Having an already ongoing project without system
Changing paths in scripts
At such stage you must have several scripts that include paths to files. If you relocate your files into new folders, these will not work. Here I show an easy trick to use to correct it. If you have good coding practices (I will cover those in another post), it should not be very time consuming to migrate from your original system to a more organized one. If your skills are not good enough, it may take longer, but I would say it is still worth it. I have done this migration twice this year and it did not take more than one day. The first thing would be to create the folders where you want to store your files (following a Johny Decimal system). The second step would be to move all the files from the original system to the new system you just created. The third step, the more troublesome, would be to correct your scripting and whatever linkage you had between your files that depended on their relative or absolute paths. For this, you first need to get to the root of your project, using the “cd” (change directory) command in your terminal. If you have a linux or mac computer (if you have a windows you could install the software gitbash), you probably have the “find” command. With this command you can get the new relative path where you stored the file. The syntax for the find command is:
find ./ -name "20220210_Metadata_Inds.csv"

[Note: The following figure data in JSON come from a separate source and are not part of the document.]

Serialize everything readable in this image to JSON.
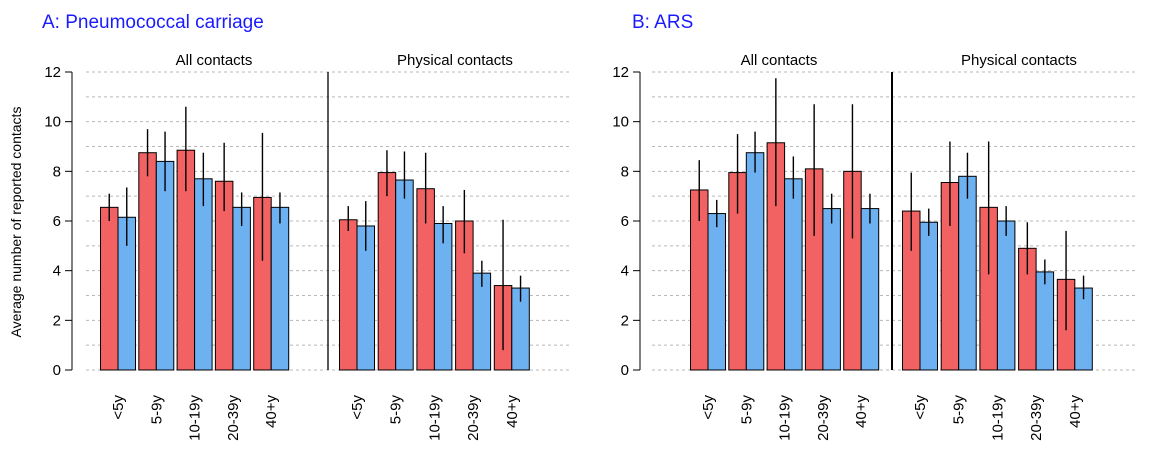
{
  "chart_data": [
    {
      "type": "bar",
      "title": "A: Pneumococcal carriage",
      "ylabel": "Average number of reported contacts",
      "ylim": [
        0,
        12
      ],
      "yticks": [
        0,
        2,
        4,
        6,
        8,
        10,
        12
      ],
      "grid": "horizontal dashed",
      "legend": "none",
      "colors": [
        "#f36262",
        "#6eb1f0"
      ],
      "panels": [
        {
          "label": "All contacts",
          "categories": [
            "<5y",
            "5-9y",
            "10-19y",
            "20-39y",
            "40+y"
          ],
          "series": [
            {
              "values": [
                6.55,
                8.75,
                8.85,
                7.6,
                6.95
              ],
              "err_low": [
                6.0,
                7.8,
                7.2,
                6.4,
                4.4
              ],
              "err_high": [
                7.1,
                9.7,
                10.6,
                9.15,
                9.55
              ]
            },
            {
              "values": [
                6.15,
                8.4,
                7.7,
                6.55,
                6.55
              ],
              "err_low": [
                5.0,
                7.2,
                6.6,
                5.8,
                5.9
              ],
              "err_high": [
                7.35,
                9.6,
                8.75,
                7.15,
                7.15
              ]
            }
          ]
        },
        {
          "label": "Physical contacts",
          "categories": [
            "<5y",
            "5-9y",
            "10-19y",
            "20-39y",
            "40+y"
          ],
          "series": [
            {
              "values": [
                6.05,
                7.95,
                7.3,
                6.0,
                3.4
              ],
              "err_low": [
                5.6,
                7.0,
                5.9,
                4.7,
                0.8
              ],
              "err_high": [
                6.6,
                8.85,
                8.75,
                7.25,
                6.05
              ]
            },
            {
              "values": [
                5.8,
                7.65,
                5.9,
                3.9,
                3.3
              ],
              "err_low": [
                4.8,
                6.9,
                5.1,
                3.35,
                2.75
              ],
              "err_high": [
                6.8,
                8.8,
                6.6,
                4.4,
                3.8
              ]
            }
          ]
        }
      ]
    },
    {
      "type": "bar",
      "title": "B: ARS",
      "ylabel": "",
      "ylim": [
        0,
        12
      ],
      "yticks": [
        0,
        2,
        4,
        6,
        8,
        10,
        12
      ],
      "grid": "horizontal dashed",
      "legend": "none",
      "colors": [
        "#f36262",
        "#6eb1f0"
      ],
      "panels": [
        {
          "label": "All contacts",
          "categories": [
            "<5y",
            "5-9y",
            "10-19y",
            "20-39y",
            "40+y"
          ],
          "series": [
            {
              "values": [
                7.25,
                7.95,
                9.15,
                8.1,
                8.0
              ],
              "err_low": [
                6.0,
                6.3,
                6.6,
                5.4,
                5.3
              ],
              "err_high": [
                8.45,
                9.5,
                11.75,
                10.7,
                10.7
              ]
            },
            {
              "values": [
                6.3,
                8.75,
                7.7,
                6.5,
                6.5
              ],
              "err_low": [
                5.75,
                7.95,
                6.9,
                5.9,
                5.9
              ],
              "err_high": [
                6.85,
                9.6,
                8.6,
                7.1,
                7.1
              ]
            }
          ]
        },
        {
          "label": "Physical contacts",
          "categories": [
            "<5y",
            "5-9y",
            "10-19y",
            "20-39y",
            "40+y"
          ],
          "series": [
            {
              "values": [
                6.4,
                7.55,
                6.55,
                4.9,
                3.65
              ],
              "err_low": [
                4.8,
                5.8,
                3.85,
                3.85,
                1.6
              ],
              "err_high": [
                7.95,
                9.2,
                9.2,
                5.95,
                5.6
              ]
            },
            {
              "values": [
                5.95,
                7.8,
                6.0,
                3.95,
                3.3
              ],
              "err_low": [
                5.4,
                6.9,
                5.4,
                3.45,
                2.85
              ],
              "err_high": [
                6.5,
                8.75,
                6.6,
                4.45,
                3.8
              ]
            }
          ]
        }
      ]
    }
  ]
}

Where ./ points to the current directory where you are, -name is a flag indicating that the following (20220210_Metadata_Inds.csv) is the name of the file you are looking for (here is a good case to talk about the issue with spaces- if you used spaces in your naming, then you always need to quote the file name). Running that command will return all paths where a file with that name is located (there should only be one). All you have to do in your scripts is to change the old paths with the new paths you obtain in the terminal, so it is a copy-paste exercise.
Renaming files
Renaming files can be more troublesome but terminal coding can facilitate the task a lot. Here are some examples you may use to rename your files:
Change the extension of multiple files In this example all files with the extension .log are changed to have a .txt extension.

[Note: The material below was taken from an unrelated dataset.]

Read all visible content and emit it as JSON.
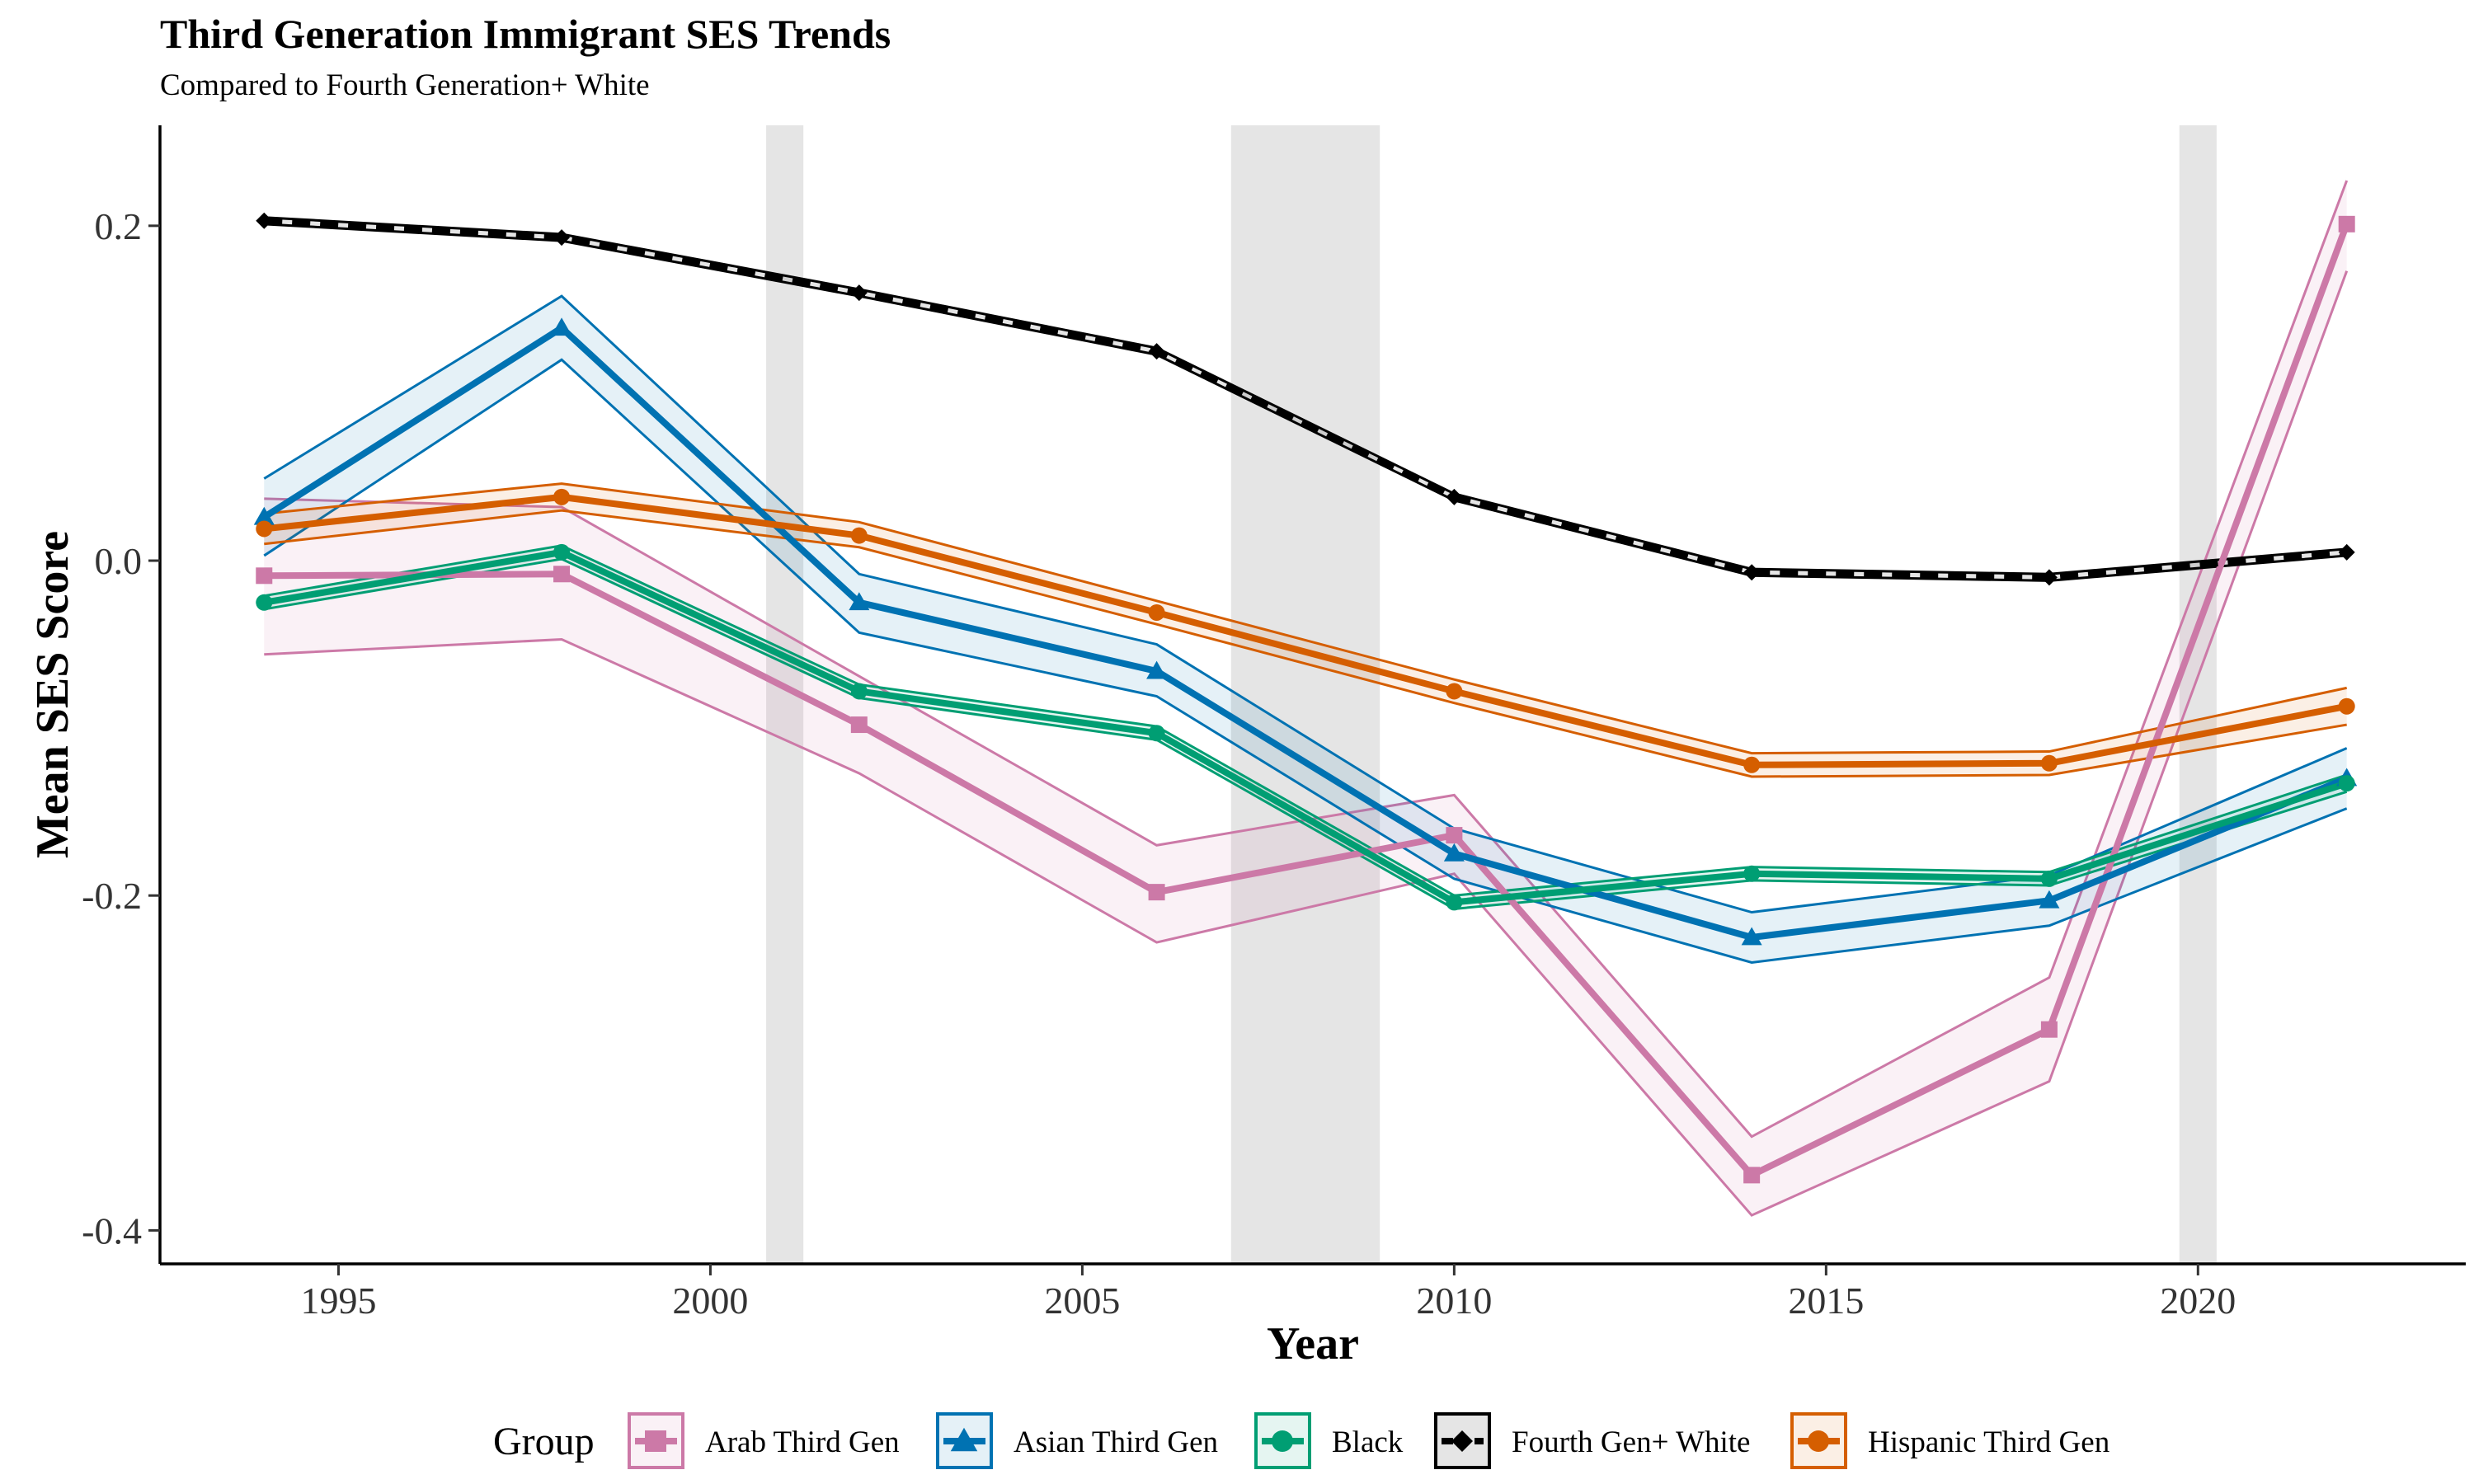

for i in *.log; do mv -- "$i" "${i%.log}.txt"; done
Add a prefix to multiple files In this example, we can add the same date 20220615- to all files.
for i in *; do mv -- "$i" "20220615-$i"; done
Remove a string from multiple files Here we are removing the string “fast-” using the sed command from all files with the extension bam.
for file in *.bam; do
echo "Old file: $file"
new=$(echo "$file" | sed 's/fast\-//')
echo "New file: $new"
done
These are just some handy examples that I have stored among my notes, but with enough expertise in bash, you could change names in any given circumstance.